Cinematographer Vilmos Zsigmond used flashing very deliberately while filming Robert Altman's "The Long Goodbye" (1973). Zsigmond sought to create a sense of pastel light and subdued contrast appropriate to the film's retrospective 1950's L.A. mood. The MGM 2002 DVD re-release of "The Long Goodbye" includes an interview with Zsigmond in which he discusses his aesthetic goals for the film and his use of flashing to achieve them. In the March, 1973 American Cinematographer magazine (the text is included on the DVD), Edward Lipnick discussed Zsigmond's technique in detail. Lipnick credits Freddie Young with earlier use of flashing in cinema. Zsigmond worked closely with Skip Nicholson, then Technicolor's Manager of Photographic Services, to establish an acceptably predictable system to set the level of flashing to be used for a reel. For some scenes with deep shadow areas in which identifiable image detail was required, a flash "level" described by Zsigmond as "100%" was employed—though it is not clear that Zsigmond's measurement system was that noted in the preceding paragraph.

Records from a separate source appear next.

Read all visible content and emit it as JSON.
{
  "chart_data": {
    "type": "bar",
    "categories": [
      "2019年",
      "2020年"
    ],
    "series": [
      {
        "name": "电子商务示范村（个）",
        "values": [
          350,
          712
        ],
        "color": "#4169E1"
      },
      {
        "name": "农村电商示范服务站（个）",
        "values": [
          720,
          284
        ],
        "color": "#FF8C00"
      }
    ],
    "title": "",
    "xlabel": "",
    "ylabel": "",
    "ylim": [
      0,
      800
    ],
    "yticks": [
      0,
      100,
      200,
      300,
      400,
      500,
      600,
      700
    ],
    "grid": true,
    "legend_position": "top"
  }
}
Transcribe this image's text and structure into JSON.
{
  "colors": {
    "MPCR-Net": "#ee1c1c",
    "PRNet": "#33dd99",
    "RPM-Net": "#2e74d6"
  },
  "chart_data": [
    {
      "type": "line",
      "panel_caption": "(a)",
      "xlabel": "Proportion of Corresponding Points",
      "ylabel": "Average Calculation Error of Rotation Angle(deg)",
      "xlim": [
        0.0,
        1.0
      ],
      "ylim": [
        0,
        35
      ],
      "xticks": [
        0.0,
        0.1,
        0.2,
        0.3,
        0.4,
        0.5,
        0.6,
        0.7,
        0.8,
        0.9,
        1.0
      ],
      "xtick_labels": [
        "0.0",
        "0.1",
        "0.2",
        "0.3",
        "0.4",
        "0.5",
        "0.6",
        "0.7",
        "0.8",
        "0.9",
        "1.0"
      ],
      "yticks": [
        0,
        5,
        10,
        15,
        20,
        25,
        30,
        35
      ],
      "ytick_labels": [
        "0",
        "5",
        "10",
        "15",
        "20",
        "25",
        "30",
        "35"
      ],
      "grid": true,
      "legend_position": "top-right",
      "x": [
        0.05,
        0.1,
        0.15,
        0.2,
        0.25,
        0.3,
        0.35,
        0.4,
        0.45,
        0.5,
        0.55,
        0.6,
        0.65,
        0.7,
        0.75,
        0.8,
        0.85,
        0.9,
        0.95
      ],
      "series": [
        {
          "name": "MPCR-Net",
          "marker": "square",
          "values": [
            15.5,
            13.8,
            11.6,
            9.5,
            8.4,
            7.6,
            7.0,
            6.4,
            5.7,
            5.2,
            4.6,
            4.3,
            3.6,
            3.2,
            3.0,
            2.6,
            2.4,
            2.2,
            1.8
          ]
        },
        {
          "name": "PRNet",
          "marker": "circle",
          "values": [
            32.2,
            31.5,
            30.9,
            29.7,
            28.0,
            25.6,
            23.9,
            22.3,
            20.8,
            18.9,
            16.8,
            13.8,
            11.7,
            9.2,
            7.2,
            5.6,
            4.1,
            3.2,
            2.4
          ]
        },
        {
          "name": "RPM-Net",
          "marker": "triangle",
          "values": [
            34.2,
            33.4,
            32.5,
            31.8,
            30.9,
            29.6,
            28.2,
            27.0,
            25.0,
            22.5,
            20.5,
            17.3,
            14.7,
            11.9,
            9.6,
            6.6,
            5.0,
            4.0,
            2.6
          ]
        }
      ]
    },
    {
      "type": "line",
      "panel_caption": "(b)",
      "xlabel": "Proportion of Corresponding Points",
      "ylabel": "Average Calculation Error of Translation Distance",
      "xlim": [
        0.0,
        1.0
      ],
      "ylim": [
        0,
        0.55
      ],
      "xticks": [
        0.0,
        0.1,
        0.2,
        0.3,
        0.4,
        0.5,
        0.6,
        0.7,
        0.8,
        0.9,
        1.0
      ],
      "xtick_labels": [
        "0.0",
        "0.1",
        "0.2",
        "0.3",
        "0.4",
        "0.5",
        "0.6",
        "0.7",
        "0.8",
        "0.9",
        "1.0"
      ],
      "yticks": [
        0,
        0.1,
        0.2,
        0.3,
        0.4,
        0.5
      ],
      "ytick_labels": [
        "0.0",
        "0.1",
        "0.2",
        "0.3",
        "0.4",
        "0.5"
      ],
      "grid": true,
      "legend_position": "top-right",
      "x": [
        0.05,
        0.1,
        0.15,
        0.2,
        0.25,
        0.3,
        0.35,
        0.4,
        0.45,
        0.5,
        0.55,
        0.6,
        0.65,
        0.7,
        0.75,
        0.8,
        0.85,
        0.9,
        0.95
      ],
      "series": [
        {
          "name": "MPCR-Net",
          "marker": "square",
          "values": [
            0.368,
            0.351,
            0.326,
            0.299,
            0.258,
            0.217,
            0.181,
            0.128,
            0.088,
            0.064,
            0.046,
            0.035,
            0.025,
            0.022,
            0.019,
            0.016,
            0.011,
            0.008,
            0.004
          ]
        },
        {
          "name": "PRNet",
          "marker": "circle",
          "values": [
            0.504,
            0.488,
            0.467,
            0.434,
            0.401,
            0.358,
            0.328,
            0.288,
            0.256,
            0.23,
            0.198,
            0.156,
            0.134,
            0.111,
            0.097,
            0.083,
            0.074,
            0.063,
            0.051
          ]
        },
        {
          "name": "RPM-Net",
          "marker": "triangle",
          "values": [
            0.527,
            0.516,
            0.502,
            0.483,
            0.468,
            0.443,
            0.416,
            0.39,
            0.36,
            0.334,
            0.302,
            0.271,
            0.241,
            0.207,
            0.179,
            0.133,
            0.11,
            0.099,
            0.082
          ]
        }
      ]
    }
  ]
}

Adding a general overall exposure of light to an photosensitive material to alter the material's response to a captured image is a long-known technique. Photographer Ansel Adams describes the use of "pre-exposure," to make details visible in a darker area of an image, in his text The Negative (rev.ed. 1959). For more, study astronomic photographic techniques when silver-halide emulsions on glass plates were the available tool.
But, as Lipnick says at the opening of his 1973 American Cinematographer article, "Exposing your negative to varying amounts of light after you have shot it and before you have developed it, without being precisely certain what the results are doing to look like, wouldn't seem like a technique designed to reduce the anxiety level of a cameraman shooting a major feature...."
Now, digital image-processing technology can pull details out of shadow areas without risking destroying the dailies. However, current digital image chips are still limited in the light intensity range over which they can record detail.